I love prospects. I enjoy projecting players into the future, and wondering what they will develop into over time. So from time to time, I’ll select an Atlanta Braves prospect and give an overview of their career and how they are developing. I’m sure many of you will already know about the players I discuss, but for those of you who don’t I hope I am able to give you a glimpse at some guys who may be impact players for Atlanta in the future. I am by no means an expert, but I will share my thoughts on these players and I hope you will do the same in the comments. The player I’ll start with is 2013 first round pick, and right-handed starting pitcher, Jason Hursh.
Hursh is a 6 feet 3 inch 200 pound right-handed pitcher out of Oklahoma State University. After red-shirting his Sophomore year after undergoing Tommy John Surgery, Hursh became the ace of the Cowboy staff in 2013. He started 16 games compiling a 6-5 record, a 2.79 ERA, and 7.29 strikeouts per 9 innings. After the season the Braves selected Hursh with the 31st overall pick in the 2013 MLB Draft.
Once in the Braves system Hursh was placed on a strict innings limit due to the high amount of innings he threw his last year in college, and because he was recently coming off surgery. He finished off 2013 with Rome in the South Atlantic League, where he was fantastic. Hursh finished with a 0.67 ERA in 27 innings.
Hursh started 2014 two levels ahead of Rome in Double-A with Mississippi. So far this season Hursh has started 21 games and posted a 3.56 ERA over 126.1 innings. His strikeout rate has decreased from 13.9 % to 12.8 % with the jump to Double-A, but his walk rate has also dropped from 9.3% to 7.5 %.
Before the 2014 season Marc Hulet of FanGraphs had Hursh rated as the 6th best prospect in the Braves system, and had this to say about him.
The Scouting Report: Hursh is basically a move physical J.R. Graham. Both have heavy, mid-90s fastballs and both need to polish their secondary stuff, which for the recent draft pick includes a slider and changeup. He underwent Tommy John surgery in college so durability is a minor concern. Hursh’s delivery has some effort to it.
The Career Outlook: There are questions surrounding Hursh’s future role, including: Is he a future mid-rotation starter or is he a high-leverage reliever? Time will tell…
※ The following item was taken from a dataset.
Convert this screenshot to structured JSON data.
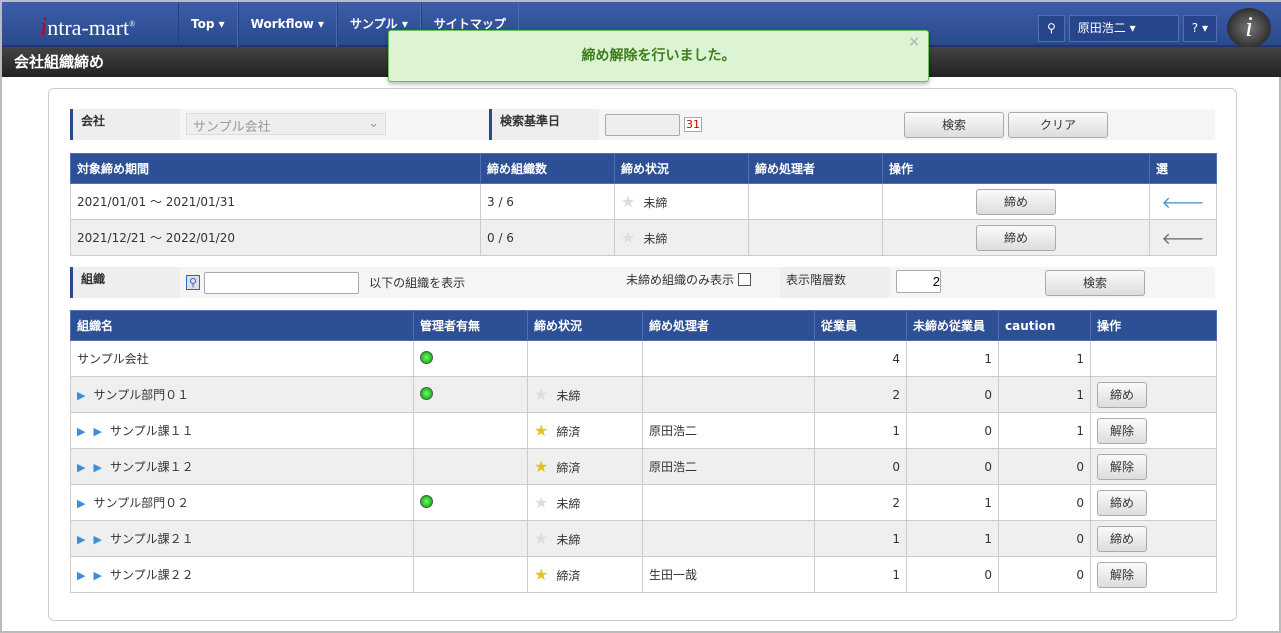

I have only seen Hursh on video or MILB.tv (which is awesome if you like watching prospects) and so far I like what I see. Contrary to the scouting report from before 2014, it seems like he has a smooth delivery and has removed most of the “effort” from it. The arm action is not great, but it’s a far cry from the max-effort delivery he used before his Tommy John surgery. His slider and change-up are solid pitches that should be at least playable against major league hitters. The slider is better than the change-up at the moment. His best pitch is that sinking fastball, especially when he runs it up in the mid 90s.
Some project Hursh as a closer or set-up man, while others see him as a clear middle of the rotation starter. Right now I (with extreme bias) tend to lean towards the optimistic projection. If he can continue to pound the strike zone, and induce ground balls I see no reason why Hursh can’t at least begin his career as a starter. Worst case scenario he could be an outstanding relief pitcher, but Atlanta will not go that route unless starting proves unfeasible. When Hursh makes it to Atlanta his ground balls will be a welcome sight for Braves fans. With Andrelton Simmons and most likely Jose Peraza as the long-term up the middle tandem, Atlanta will be the place ground balls go to die.